Après un souper constitué de steak d’ours et de thé, les hommes s’assoient autour du feu de camp pour fumer la pipe. Lorsque les pipes sont vides, les Indiens entonnent des chansons en tagish. Leurs chansons parlent de festins et de famines, de chasse au caribou et à l’orignal, d’aventures partagées dans la neige et la glace. Lorsqu’ils ont fini de chanter, ils s’enroulent dans leurs couvertures et s’endorment.

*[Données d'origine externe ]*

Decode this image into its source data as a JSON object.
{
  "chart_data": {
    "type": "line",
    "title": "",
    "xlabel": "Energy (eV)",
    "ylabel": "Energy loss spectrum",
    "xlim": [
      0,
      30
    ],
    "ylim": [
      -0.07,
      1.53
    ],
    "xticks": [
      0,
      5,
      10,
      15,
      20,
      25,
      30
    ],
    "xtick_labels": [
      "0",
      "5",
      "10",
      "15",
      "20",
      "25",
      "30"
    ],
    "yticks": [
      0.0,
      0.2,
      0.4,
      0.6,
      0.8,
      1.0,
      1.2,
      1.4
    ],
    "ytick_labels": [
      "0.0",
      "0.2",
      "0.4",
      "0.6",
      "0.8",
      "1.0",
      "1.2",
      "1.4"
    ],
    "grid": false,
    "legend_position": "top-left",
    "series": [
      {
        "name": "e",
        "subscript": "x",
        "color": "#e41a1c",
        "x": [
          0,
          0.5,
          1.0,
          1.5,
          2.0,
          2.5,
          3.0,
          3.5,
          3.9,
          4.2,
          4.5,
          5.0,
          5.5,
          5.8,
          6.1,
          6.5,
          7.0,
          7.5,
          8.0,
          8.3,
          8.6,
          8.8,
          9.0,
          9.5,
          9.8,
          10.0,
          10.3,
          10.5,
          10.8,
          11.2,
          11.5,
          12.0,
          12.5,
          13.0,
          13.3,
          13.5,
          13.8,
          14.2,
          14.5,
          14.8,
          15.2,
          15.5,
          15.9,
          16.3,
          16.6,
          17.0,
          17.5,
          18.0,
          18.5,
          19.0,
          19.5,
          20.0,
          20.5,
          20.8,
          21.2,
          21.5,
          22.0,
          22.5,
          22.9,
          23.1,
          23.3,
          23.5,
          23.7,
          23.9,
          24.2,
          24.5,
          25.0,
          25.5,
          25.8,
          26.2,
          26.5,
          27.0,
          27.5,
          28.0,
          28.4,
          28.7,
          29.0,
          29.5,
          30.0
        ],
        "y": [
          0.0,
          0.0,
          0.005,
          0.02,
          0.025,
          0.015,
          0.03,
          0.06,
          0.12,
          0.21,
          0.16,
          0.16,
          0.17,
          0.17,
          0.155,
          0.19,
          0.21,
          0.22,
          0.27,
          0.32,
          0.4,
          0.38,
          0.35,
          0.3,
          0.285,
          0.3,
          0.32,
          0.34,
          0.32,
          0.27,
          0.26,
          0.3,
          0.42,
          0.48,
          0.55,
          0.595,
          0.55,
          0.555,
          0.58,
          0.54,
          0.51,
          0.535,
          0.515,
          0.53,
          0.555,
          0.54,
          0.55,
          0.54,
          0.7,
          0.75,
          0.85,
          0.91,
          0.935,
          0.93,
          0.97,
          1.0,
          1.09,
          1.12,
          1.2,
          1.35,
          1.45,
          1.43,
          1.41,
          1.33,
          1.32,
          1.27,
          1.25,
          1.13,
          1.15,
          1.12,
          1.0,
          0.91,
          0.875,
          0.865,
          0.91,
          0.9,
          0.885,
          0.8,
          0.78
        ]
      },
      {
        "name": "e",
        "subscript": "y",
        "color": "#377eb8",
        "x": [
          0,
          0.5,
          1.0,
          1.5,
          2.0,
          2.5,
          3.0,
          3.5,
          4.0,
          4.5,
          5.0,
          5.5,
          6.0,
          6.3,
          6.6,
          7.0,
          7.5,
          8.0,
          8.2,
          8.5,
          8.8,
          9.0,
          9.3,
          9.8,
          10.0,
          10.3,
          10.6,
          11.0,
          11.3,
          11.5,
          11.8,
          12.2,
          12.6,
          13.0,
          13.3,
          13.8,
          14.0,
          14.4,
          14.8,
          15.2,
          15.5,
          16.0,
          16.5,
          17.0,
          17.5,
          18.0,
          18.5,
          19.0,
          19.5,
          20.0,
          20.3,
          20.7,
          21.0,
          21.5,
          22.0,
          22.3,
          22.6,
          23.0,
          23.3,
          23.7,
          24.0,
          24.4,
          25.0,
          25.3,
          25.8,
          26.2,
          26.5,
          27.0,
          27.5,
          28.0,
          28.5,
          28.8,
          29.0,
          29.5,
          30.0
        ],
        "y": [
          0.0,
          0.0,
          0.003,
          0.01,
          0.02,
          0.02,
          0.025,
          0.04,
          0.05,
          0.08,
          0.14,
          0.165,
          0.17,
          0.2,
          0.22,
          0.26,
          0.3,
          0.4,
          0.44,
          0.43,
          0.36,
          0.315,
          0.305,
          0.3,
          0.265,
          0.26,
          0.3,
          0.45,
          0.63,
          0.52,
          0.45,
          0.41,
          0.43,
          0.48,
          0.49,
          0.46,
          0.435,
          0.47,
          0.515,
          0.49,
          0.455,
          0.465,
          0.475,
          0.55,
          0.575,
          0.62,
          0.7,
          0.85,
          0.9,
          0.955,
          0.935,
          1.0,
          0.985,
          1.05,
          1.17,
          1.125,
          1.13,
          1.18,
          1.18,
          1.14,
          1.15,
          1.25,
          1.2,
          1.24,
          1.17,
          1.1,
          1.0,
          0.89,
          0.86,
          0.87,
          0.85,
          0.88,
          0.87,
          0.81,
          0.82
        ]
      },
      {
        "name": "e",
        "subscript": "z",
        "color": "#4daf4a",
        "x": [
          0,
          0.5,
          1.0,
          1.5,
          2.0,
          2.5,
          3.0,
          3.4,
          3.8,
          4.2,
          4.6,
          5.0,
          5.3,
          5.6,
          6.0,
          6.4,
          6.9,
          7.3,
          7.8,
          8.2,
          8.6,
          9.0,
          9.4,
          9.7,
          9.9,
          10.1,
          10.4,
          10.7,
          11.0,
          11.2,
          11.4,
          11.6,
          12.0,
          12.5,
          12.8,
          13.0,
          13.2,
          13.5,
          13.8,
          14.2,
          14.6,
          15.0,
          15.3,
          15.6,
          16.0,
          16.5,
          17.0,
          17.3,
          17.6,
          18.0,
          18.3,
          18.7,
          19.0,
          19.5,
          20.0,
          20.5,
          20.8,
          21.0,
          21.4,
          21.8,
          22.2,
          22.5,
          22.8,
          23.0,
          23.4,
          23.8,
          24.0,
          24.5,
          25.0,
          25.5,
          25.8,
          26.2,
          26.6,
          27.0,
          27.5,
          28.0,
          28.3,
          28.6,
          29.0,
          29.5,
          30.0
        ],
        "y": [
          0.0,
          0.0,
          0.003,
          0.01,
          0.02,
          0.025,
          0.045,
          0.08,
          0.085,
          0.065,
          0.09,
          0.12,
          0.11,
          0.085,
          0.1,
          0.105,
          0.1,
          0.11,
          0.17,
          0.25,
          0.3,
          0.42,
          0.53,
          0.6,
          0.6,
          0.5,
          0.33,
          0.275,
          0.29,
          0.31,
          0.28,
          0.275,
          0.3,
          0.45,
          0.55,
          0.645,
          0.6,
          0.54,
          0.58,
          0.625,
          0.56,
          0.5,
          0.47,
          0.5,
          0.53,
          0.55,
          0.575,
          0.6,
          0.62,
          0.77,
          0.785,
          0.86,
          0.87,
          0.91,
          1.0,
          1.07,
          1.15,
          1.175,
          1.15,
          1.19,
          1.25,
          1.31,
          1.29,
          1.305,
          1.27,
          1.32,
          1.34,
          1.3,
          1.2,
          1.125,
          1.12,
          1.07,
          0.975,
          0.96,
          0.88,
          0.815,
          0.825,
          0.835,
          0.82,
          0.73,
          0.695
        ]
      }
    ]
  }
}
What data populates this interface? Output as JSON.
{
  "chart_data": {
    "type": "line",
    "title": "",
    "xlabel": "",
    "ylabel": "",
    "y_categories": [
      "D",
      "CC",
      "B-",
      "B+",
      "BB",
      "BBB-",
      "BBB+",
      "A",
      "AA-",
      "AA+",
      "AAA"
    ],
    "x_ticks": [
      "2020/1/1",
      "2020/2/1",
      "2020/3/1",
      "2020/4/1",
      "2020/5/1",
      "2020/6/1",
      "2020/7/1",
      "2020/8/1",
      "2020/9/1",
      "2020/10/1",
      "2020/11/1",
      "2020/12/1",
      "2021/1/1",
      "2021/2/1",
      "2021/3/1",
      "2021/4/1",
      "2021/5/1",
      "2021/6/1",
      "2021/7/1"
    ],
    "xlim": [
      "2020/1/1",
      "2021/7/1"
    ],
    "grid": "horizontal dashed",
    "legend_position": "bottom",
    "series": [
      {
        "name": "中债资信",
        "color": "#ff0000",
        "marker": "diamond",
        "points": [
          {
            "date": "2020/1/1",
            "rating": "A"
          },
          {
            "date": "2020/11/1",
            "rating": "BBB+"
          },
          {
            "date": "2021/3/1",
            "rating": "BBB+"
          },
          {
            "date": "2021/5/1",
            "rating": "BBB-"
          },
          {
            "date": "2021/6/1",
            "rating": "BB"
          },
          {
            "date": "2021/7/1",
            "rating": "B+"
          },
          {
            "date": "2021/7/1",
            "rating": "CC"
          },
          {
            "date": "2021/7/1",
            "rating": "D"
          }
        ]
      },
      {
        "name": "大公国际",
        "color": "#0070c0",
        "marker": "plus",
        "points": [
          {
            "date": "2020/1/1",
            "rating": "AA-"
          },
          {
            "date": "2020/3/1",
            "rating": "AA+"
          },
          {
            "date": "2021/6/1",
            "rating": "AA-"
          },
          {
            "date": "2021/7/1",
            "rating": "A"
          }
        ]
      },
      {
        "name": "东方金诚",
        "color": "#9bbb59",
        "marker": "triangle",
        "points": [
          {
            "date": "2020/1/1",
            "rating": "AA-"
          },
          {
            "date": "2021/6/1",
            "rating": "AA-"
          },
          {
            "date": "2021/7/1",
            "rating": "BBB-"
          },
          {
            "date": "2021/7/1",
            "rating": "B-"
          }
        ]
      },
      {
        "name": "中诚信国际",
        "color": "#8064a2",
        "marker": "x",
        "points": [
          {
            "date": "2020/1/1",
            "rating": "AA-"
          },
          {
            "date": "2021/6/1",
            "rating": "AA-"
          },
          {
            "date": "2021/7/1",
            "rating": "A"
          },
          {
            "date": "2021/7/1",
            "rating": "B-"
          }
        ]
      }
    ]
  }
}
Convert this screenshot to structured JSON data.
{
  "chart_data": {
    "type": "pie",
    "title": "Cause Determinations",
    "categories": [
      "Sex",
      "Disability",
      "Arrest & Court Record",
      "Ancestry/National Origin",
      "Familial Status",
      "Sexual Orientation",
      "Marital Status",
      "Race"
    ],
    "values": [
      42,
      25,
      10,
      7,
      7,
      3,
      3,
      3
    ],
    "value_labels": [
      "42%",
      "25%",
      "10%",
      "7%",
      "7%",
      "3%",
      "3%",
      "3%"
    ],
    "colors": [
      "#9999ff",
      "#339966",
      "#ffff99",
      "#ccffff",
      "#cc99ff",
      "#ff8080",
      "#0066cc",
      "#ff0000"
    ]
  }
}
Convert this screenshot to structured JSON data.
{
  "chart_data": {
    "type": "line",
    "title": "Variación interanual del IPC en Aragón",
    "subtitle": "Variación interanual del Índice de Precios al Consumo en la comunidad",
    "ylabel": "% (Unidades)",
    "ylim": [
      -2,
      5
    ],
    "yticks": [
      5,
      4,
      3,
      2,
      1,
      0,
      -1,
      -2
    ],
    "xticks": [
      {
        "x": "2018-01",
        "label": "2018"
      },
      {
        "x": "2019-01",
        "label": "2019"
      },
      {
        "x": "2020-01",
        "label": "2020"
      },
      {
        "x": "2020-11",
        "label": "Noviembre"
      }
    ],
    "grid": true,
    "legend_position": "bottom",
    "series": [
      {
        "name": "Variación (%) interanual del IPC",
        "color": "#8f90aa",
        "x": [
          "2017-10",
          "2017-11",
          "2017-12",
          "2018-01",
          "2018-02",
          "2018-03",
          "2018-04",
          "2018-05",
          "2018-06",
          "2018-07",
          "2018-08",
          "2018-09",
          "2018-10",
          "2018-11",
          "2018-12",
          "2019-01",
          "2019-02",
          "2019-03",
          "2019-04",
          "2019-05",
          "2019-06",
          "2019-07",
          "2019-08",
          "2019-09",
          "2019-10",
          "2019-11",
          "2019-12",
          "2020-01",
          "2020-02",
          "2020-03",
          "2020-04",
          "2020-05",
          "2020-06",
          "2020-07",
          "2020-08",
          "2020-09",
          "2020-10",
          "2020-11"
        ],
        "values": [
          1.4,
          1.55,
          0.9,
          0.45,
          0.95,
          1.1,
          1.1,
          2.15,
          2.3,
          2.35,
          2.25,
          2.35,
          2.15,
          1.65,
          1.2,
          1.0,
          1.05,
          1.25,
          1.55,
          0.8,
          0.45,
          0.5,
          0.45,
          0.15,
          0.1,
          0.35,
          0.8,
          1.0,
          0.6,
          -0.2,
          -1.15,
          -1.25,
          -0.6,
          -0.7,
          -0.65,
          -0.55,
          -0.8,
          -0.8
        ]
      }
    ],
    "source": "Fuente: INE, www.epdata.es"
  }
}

Alors que les flammes du feu de camp vacillent et s’éteignent, Carmack regarde les braises ardentes et songe à toutes ces années où il a erré d’un bout à l’autre du Yukon à la recherche de cet or introuvable. Onze années de privation et de temps durs, à franchir le col Chilkook en tant que porteur, à manger de la nourriture indienne et à porter des vêtements indiens, à plonger sa batée dans des centaines de rivières stériles. Tout ça était terminé maintenant qu’il avait découvert un véritable bonanza. Bonanza! C’est comme ça qu’il appellerait ce ruisseau doré – le ruisseau Bonanza. Son rêve d’enfance de trouver un grand champ aurifère était réalisé. Il pouvait s’imaginer marcher sur la pelouse d’une belle maison en Californie, Kate toute pomponnée dans des vêtements élégants, attendant que la petite « Pot » revienne de l’école. Rien que des jours heureux devant eux. Il bâille avec contentement et va se coucher.